As the Russian invasion of Ukraine accelerates, professional and hobbyist archivists alike are rushing to preserve Ukraine’s online history, cataloging and storing everything from Ukrainian government and university websites, to the torrent of news and social media posts related to the accelerating conflict.
The Internet Archive has been archiving the broader conflict in Ukraine since 2014. But as Ukraine government websites face prolonged outages due to sustained cyber attack—as well as the looming risk of defacement or deletion—the organization has taken on another monumental task: backing up the entirety of the Ukrainian Internet.
Using the crowdsourced auto-archiving software running on a virtual machine they’ve dubbed Archive Team Warrior, the organization has leveraged volunteers around the world, many of whom have donated countless terabytes of storage capacity for the project. These volunteers have been steadily backing up the Ukrainian Internet since before the war began.
All told, 68 million items (web pages, documents, and other files) comprising more than 2.5 TB of data have already been hoovered up from various websites across the .ua top level Ukrainian domain. A second project dubbed Ukr-net aims to preserve tens of millions of additional items and terabytes of additional data across the Ukrainian Internet.
Elsewhere, organizations like the Center For Information Resilience have built a crowdsourced map attempting to document every single war-related post to social media made in the region, ranging from civilian photos of the movement of heavy Russian weaponry, to Ukranian government claims of alleged bombing raids on kindergardens.
Hobbyists over at the Data Hoarder subreddit have also been busy sharing various pet projects, including using the Archive.org Wayback Machine to ensure Ukraine’s ten largest universities’ websites are cataloged and stored, as well as collecting and archiving daily online press reports on the Russian invasion of Ukraine.
Reddit user Detz says they’ve cooked up a beta project to snapshot news websites and store them permanently on the blockchain. The project takes two screen grabs of 35 major websites daily, providing a bird’s eye view of ongoing news coverage as the snapshots are automatically uploaded to the filecoin network.
“The plan is to use this framework to allow anyone to record and save history, whether it's websites, documents, roll call votes, etc,” the user noted. “I wish I had started it early as the past couple of years has proved to be a very interesting time in history.”
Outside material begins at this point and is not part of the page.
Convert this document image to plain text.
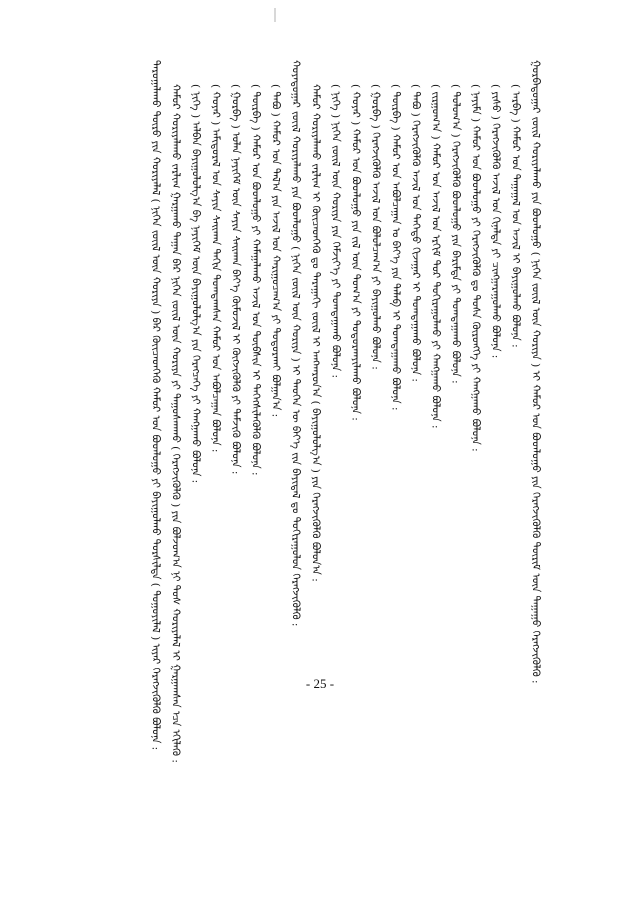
ᠳᠠᠷᠤᠭᠠᠯᠠᠬᠤ ᠲᠥᠷᠥ ᠶᠢᠨ ᠬᠣᠷᠢᠶᠠᠯᠠᠯ ( ᠨᠢᠭᠡᠨ ᠵᠦᠢᠯ ᠦᠨ ᠬᠣᠷᠢᠶᠠ ) ᠪᠠᠷ ᠭᠦᠢᠴᠡᠳᠬᠡᠬᠦ ᠬᠠᠮᠤᠷ ᠤᠨ ᠪᠣᠳᠯᠣᠭᠣ ᠶᠢ ᠪᠠᠶᠢᠭᠤᠯᠬᠤ ᠲᠤᠷᠰᠢᠯᠲᠠ ( ᠳᠣᠭᠣᠶᠢᠯᠠᠯ ) ᠢᠶᠠᠷ ᠬᠡᠷᠡᠭᠵᠢᠭᠦᠯᠬᠦ ᠪᠣᠯᠤᠨᠠ : ᠬᠠᠮᠤᠷ ᠬᠣᠷᠢᠶᠠᠯᠠᠬᠤ ᠵᠠᠷᠯᠢᠭ ᠭᠠᠷᠭᠠᠬᠤ ᠳᠠᠭᠠᠨ ᠪᠡᠷ ᠨᠢᠭᠡᠨ ᠵᠦᠢᠯ ᠦᠨ ᠬᠣᠷᠢᠶᠠ ᠶᠢ ᠳᠠᠭᠤᠰᠬᠠᠬᠤ ( ᠬᠡᠷᠡᠭᠵᠢᠭᠦᠯᠬᠦ ) ᠶᠢᠨ ᠪᠣᠯᠵᠣᠭ᠎ᠠ ᠨᠢ ᠲᠤᠰ ᠬᠣᠷᠢᠶᠠᠯᠠᠯ ᠢ ᠭᠠᠷᠭᠠᠭᠰᠠᠨ ᠡᠴᠡ ᠡᠬᠢᠯᠡᠬᠦ : ( ᠨᠢᠭᠡ ) ᠠᠯᠪᠠᠨ ᠪᠠᠶᠢᠭᠤᠯᠤᠯᠭ᠎ᠠ ᠪᠠ ᠨᠡᠶᠢᠭᠡᠮ ᠦᠨ ᠪᠠᠶᠢᠭᠤᠯᠤᠯᠭ᠎ᠠ ᠶᠢᠨ ᠬᠡᠷᠡᠭᠴᠡᠭᠡ ᠶᠢ ᠬᠠᠩᠭᠠᠬᠤ ᠪᠣᠯᠤᠨᠠ : ( ᠬᠣᠶᠠᠷ ) ᠠᠮᠢᠳᠤᠷᠠᠯ ᠤᠨ ᠰᠠᠶᠢᠨ ᠰᠠᠢᠬᠠᠨ ᠳᠠᠬᠢᠨ ᠲᠣᠭᠲᠠᠭᠰᠠᠨ ᠬᠠᠮᠤᠷ ᠤᠨ ᠠᠪᠤᠯᠴᠠᠭᠠᠨ ᠪᠣᠯᠤᠨᠠ : ( ᠭᠤᠷᠪᠠ ) ᠣᠯᠠᠨ ᠨᠡᠶᠢᠭᠡᠮ ᠦᠨ ᠰᠠᠶᠢᠨ ᠰᠠᠢᠬᠠᠨ ᠪᠡᠶ᠎ᠡ ᠬᠦᠮᠦᠵᠢᠯ ᠢ ᠬᠥᠭᠵᠢᠭᠦᠯᠬᠦ ᠶᠢ ᠳᠡᠮᠵᠢᠬᠦ ᠪᠣᠯᠤᠨᠠ : ( ᠳᠥᠷᠪᠡ ) ᠬᠠᠮᠤᠷ ᠤᠨ ᠪᠣᠳᠯᠣᠭᠣ ᠶᠢ ᠬᠠᠮᠠᠭᠠᠯᠠᠬᠤ ᠠᠵᠢᠯ ᠤᠨ ᠲᠦᠪᠰᠢᠨ ᠢ ᠳᠡᠭᠡᠭᠰᠢᠯᠡᠭᠦᠯᠬᠦ ᠪᠣᠯᠤᠨᠠ : ( ᠲᠠᠪᠤ ) ᠬᠠᠮᠤᠷ ᠤᠨ ᠲᠠᠯ᠎ᠠ ᠶᠢᠨ ᠠᠵᠢᠯ ᠤᠨ ᠬᠠᠷᠢᠭᠤᠴᠠᠭ᠎ᠠ ᠶᠢ ᠲᠣᠳᠣᠷᠬᠠᠶ ᠪᠣᠯᠭᠠᠨ᠎ᠠ : ᠬᠣᠶᠠᠳᠤᠭᠠᠷ ᠵᠦᠢᠯ ᠬᠣᠷᠢᠶᠠᠯᠠᠬᠤ ᠶᠢᠨ ᠪᠣᠳᠯᠣᠭᠣ ( ᠨᠢᠭᠡᠨ ᠵᠦᠢᠯ ᠦᠨ ᠬᠣᠷᠢᠶᠠ ) ᠢ ᠲᠡᠦᠬᠡᠨ ᠦ ᠪᠡᠶ᠎ᠡ ᠵᠢᠨ ᠪᠠᠶᠢᠳᠠᠯ ᠳᠤ ᠲᠣᠬᠢᠷᠠᠭᠤᠯᠤᠨ ᠬᠡᠷᠡᠭᠵᠢᠭᠦᠯᠬᠦ : ᠬᠠᠮᠤᠷ ᠬᠣᠷᠢᠶᠠᠯᠠᠬᠤ ᠵᠠᠷᠯᠢᠭ ᠢ ᠭᠦᠢᠴᠡᠳᠭᠡᠬᠦ ᠳᠤ ᠳᠠᠷᠠᠭᠠᠬᠢ ᠵᠦᠢᠯ ᠢ ᠠᠩᠬᠠᠷᠤᠨ᠎ᠠ ( ᠪᠠᠶᠢᠭᠤᠯᠤᠯᠭ᠎ᠠ ) ᠶᠢᠨ ᠬᠡᠷᠡᠭᠵᠢᠭᠦᠯᠬᠦ ᠪᠣᠯᠤᠨ᠎ᠠ : ( ᠨᠢᠭᠡ ) ᠨᠢᠭᠡᠨ ᠵᠦᠢᠯ ᠦᠨ ᠬᠣᠷᠢᠶᠠ ᠶᠢᠨ ᠬᠡᠮᠵᠢᠶ᠎ᠡ ᠶᠢ ᠲᠣᠭᠲᠠᠭᠠᠬᠤ ᠪᠣᠯᠤᠨᠠ : ( ᠬᠣᠶᠠᠷ ) ᠬᠠᠮᠤᠷ ᠤᠨ ᠪᠣᠳᠯᠣᠭᠣ ᠶᠢᠨ ᠵᠢᠯ ᠦᠨ ᠲᠣᠭ᠎ᠠ ᠶᠢ ᠲᠣᠳᠣᠷᠬᠠᠶᠢᠯᠠᠬᠤ ᠪᠣᠯᠤᠨᠠ : ( ᠭᠤᠷᠪᠠ ) ᠬᠡᠷᠡᠭᠵᠢᠭᠦᠯᠬᠦ ᠠᠵᠢᠯ ᠤᠨ ᠪᠣᠯᠤᠯᠴᠠᠭ᠎ᠠ ᠶᠢ ᠪᠠᠶᠢᠭᠤᠯᠬᠤ ᠪᠣᠯᠤᠨᠠ : ( ᠳᠥᠷᠪᠡ ) ᠬᠠᠮᠤᠷ ᠤᠨ ᠠᠪᠤᠯᠴᠠᠭᠠᠨ ᠤ ᠪᠡᠶ᠎ᠡ ᠶᠢᠨ ᠲᠡᠯᠡᠪ ᠢ ᠲᠣᠭᠲᠠᠭᠠᠬᠤ ᠪᠣᠯᠤᠨᠠ : ( ᠲᠠᠪᠤ ) ᠬᠡᠷᠡᠭᠵᠢᠭᠦᠯᠬᠦ ᠠᠵᠢᠯ ᠤᠨ ᠳᠡᠭᠡᠳᠦ ᠬᠢᠵᠠᠭᠠᠷ ᠢ ᠲᠣᠭᠲᠠᠭᠠᠬᠤ ᠪᠣᠯᠤᠨᠠ : ( ᠵᠢᠷᠭᠤᠭ᠎ᠠ ) ᠬᠠᠮᠤᠷ ᠤᠨ ᠠᠵᠢᠯ ᠤᠨ ᠡᠷᠬᠢᠮ ᠳᠤᠷ ᠲᠣᠬᠢᠷᠠᠭᠤᠯᠬᠤ ᠶᠢ ᠬᠠᠩᠭᠠᠬᠤ ᠪᠣᠯᠤᠨᠠ : ( ᠳᠣᠯᠣᠭ᠎ᠠ ) ᠬᠡᠷᠡᠭᠵᠢᠭᠦᠯᠬᠦ ᠪᠣᠳᠯᠣᠭᠣ ᠶᠢᠨ ᠪᠠᠷᠢᠮᠲᠠ ᠶᠢ ᠲᠣᠭᠲᠠᠭᠠᠬᠤ ᠪᠣᠯᠤᠨᠠ : ( ᠨᠠᠶᠢᠮᠠ ) ᠬᠠᠮᠤᠷ ᠤᠨ ᠪᠣᠳᠯᠣᠭᠣ ᠶᠢ ᠬᠡᠷᠡᠭᠵᠢᠭᠦᠯᠬᠦ ᠳᠤ ᠲᠤᠰᠠ ᠬᠥᠷᠥᠩᠭᠡ ᠶᠢ ᠬᠠᠩᠭᠠᠬᠤ ᠪᠣᠯᠤᠨᠠ : ( ᠶᠢᠰᠦ ) ᠬᠡᠷᠡᠭᠵᠢᠭᠦᠯᠬᠦ ᠠᠵᠢᠯ ᠤᠨ ᠬᠢᠨᠠᠯᠲᠠ ᠶᠢ ᠴᠢᠩᠭᠠᠷᠠᠭᠤᠯᠬᠤ ᠪᠣᠯᠤᠨᠠ : ( ᠠᠷᠪᠠ ) ᠬᠠᠮᠤᠷ ᠤᠨ ᠳᠠᠭᠠᠭᠠᠯ ᠤᠨ ᠠᠵᠢᠯ ᠢ ᠪᠠᠶᠢᠭᠤᠯᠬᠤ ᠪᠣᠯᠤᠨᠠ : ᠭᠤᠷᠪᠠᠳᠤᠭᠠᠷ ᠵᠦᠢᠯ ᠬᠣᠷᠢᠶᠠᠯᠠᠬᠤ ᠶᠢᠨ ᠪᠣᠳᠯᠣᠭᠣ ( ᠨᠢᠭᠡᠨ ᠵᠦᠢᠯ ᠦᠨ ᠬᠣᠷᠢᠶᠠ ) ᠢ ᠬᠠᠮᠤᠷ ᠤᠨ ᠪᠣᠳᠯᠣᠭᠣ ᠶᠢᠨ ᠬᠡᠷᠡᠭᠵᠢᠭᠦᠯᠬᠦ ᠳᠦᠷᠢᠮ ᠦᠨ ᠳᠠᠭᠠᠭᠤ ᠬᠡᠷᠡᠭᠵᠢᠭᠦᠯᠬᠦ :
- 25 -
Historians and archivists face no limit of headaches in the quest to document modern history, especially involving military conflict. Military equipment historians have several times now found their Google Drive accounts locked because the company’s automatic copyright filters inadvertently flagged simple images of tanks and other hardware as terrorism related.
Separating useful information from gibberish and misinformation can also be an uphill battle, especially when tracking invasion-related news on social media.
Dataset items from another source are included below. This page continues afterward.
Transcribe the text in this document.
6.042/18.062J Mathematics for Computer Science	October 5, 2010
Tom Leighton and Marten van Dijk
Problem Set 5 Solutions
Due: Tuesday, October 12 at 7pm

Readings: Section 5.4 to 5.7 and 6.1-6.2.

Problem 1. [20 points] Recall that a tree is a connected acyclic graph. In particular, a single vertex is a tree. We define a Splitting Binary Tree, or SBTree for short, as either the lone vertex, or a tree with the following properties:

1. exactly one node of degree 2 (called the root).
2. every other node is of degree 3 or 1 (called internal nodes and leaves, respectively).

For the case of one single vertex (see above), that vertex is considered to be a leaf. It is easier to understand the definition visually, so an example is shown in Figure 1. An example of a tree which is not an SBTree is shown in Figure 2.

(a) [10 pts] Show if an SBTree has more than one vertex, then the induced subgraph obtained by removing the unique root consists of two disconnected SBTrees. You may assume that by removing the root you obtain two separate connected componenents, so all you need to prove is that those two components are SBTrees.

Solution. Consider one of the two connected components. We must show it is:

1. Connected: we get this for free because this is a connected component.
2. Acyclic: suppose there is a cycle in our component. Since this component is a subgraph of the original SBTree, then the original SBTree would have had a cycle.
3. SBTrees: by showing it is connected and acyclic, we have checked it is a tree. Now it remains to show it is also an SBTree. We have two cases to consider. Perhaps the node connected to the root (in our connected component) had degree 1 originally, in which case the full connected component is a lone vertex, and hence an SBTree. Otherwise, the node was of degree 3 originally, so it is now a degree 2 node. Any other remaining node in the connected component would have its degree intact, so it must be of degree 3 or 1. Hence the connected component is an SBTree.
Numerous users have shared “Russian invasion” footage that was actually from the video game Arma 3. Social media platforms like TikTok are also awash in grifters seeking donations by claiming to be live streaming the invasion from Ukraine, when in reality they’re just streaming the view off their UK balcony overdubbed with gunshot and siren sounds.
At the same time, open source intelligence reporters are running face-first into Twitter’s erratic content moderation practices, finding their accounts temporarily banned after their efforts to document pre-invasion Russian troop build up were falsely flagged as misinformation.
As the Russian government invades a sovereign neighbor and attempts to supplant the democratically-elected Ukrainian government, distorting and dismantling history will be clear priorities. Countless “data hoarders” are quietly doing their best to make that task more difficult.